Specifically, the objectives of the proposed project include:

  • To review the experience of the transplantation programme carried out in Shenzhen Futian Nature Reserve and in Xiamen, China
  • To test how long the propagules (or droppers) or seeds of true mangrove plants in Hong Kong can be stored after collection and the best way to store them without affecting their viability.
  • To determine the optimal conditions and pre-treatment required for germination of different species of mangrove propagules or seeds, and the suitable seasons for transplanting young seedlings from greenhouse to the coastal area where mangroves are disturbed by human activities.
  • To examine the performance of different mangrove planting techniques and their suitability in Hong Kong habitats.
  • To compare the differences between direct planting of propagules and transplanting of appropriate seedlings in terms of their survival and growth rates.
  • To investigate effects of different environmental factors on establishment of mangrove plants, including soil texture (physical make up of substratum soil), water logging and hypoxia (related to sea level changes), eutrophication and algal cover, salinity, tidal flushing and spillage of toxic chemicals such as toxic metals and organic compounds.
  • To compile the data obtained from this study in user-friendly multimedia CD-ROM for government officials, schools, green groups and public to promote their understanding on conservation and management of mangrove ecosystems in Hong Kong.

Summary of the Findings/Outcomes:

Mangrove swamp represents a rich and diverse living resource with significant ecological, environmental, social and economic values but they are destroyed by human activities around the world. Planting is one of the recommended conservation strategies. The present project reviewed the planting experiences in Mainland China and Hong Kong SAR. A series of greenhouse experiments and field trials were conducted on germination and planting of mangrove species. Through routine field visits, information on reproductive pattern, fruiting time and availability of propagules (droppers, fruits or seeds) of the eight true mangrove species in Hong Kong were obtained. Most propagules except Lumnitzera racemosa (a dormant species that requires three months storage) could not be stored as they were easily infected by moulds and lost viability during storage. The most suitable techniques for germination and raising seedlings of each true mangrove species were developed. The effects of various environmental factors, including salinity, tidal flushing, soil texture and pollution on germination and growth of mangroves were evaluated, and the sensitivity to each factor was found species specific.
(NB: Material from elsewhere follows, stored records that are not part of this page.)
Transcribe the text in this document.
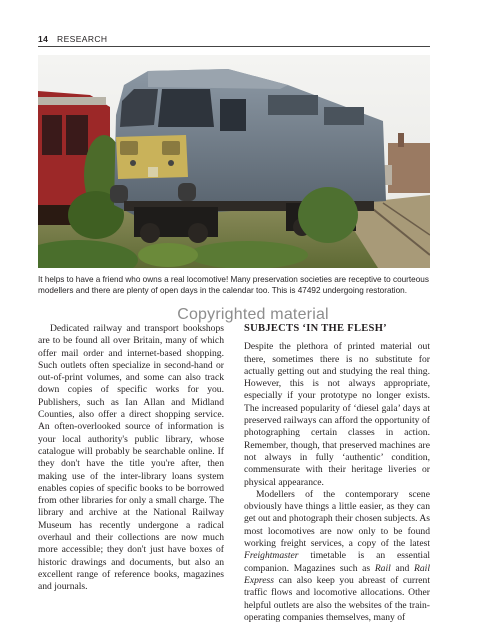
14 RESEARCH
It helps to have a friend who owns a real locomotive! Many preservation societies are receptive to courteous modellers and there are plenty of open days in the calendar too. This is 47492 undergoing restoration.
Copyrighted material

Dedicated railway and transport bookshops are to be found all over Britain, many of which offer mail order and internet-based shopping. Such outlets often specialize in second-hand or out-of-print volumes, and some can also track down copies of specific works for you. Publishers, such as Ian Allan and Midland Counties, also offer a direct shopping service. An often-overlooked source of information is your local authority's public library, whose catalogue will probably be searchable online. If they don't have the title you're after, then making use of the inter-library loans system enables copies of specific books to be borrowed from other libraries for only a small charge. The library and archive at the National Railway Museum has recently undergone a radical overhaul and their collections are now much more accessible; they don't just have boxes of historic drawings and documents, but also an excellent range of reference books, magazines and journals.

SUBJECTS ‘IN THE FLESH’

Despite the plethora of printed material out there, sometimes there is no substitute for actually getting out and studying the real thing. However, this is not always appropriate, especially if your prototype no longer exists. The increased popularity of ‘diesel gala’ days at preserved railways can afford the opportunity of photographing certain classes in action. Remember, though, that preserved machines are not always in fully ‘authentic’ condition, commensurate with their heritage liveries or physical appearance.

Modellers of the contemporary scene obviously have things a little easier, as they can get out and photograph their chosen subjects. As most locomotives are now only to be found working freight services, a copy of the latest Freightmaster timetable is an essential companion. Magazines such as Rail and Rail Express can also keep you abreast of current traffic flows and locomotive allocations. Other helpful outlets are also the websites of the train-operating companies themselves, many of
Field trials revealed that Luk Keng and Ma Wan swamps were not suitable for mangrove planting because of serious human disturbance and other limiting factors. Within Kei Ling Ha Lo Wai, the most suitable swamp for mangrove planting, the success was higher in location closest to the existing mangroves or at higher tidal position. The two common planting techniques, direct dropper planting and transplanting of seedlings was compared. Seedling transplanting could be done at any time throughout the year and had higher survival percentages than direct planting of droppers although the former technique demands more time and efforts. Problems encountered by mangrove plants including algal deposition, barnacle colonization, animal grazing, and human interference were observed. Data collected were compiled in a user-friendly interactive CD-ROM.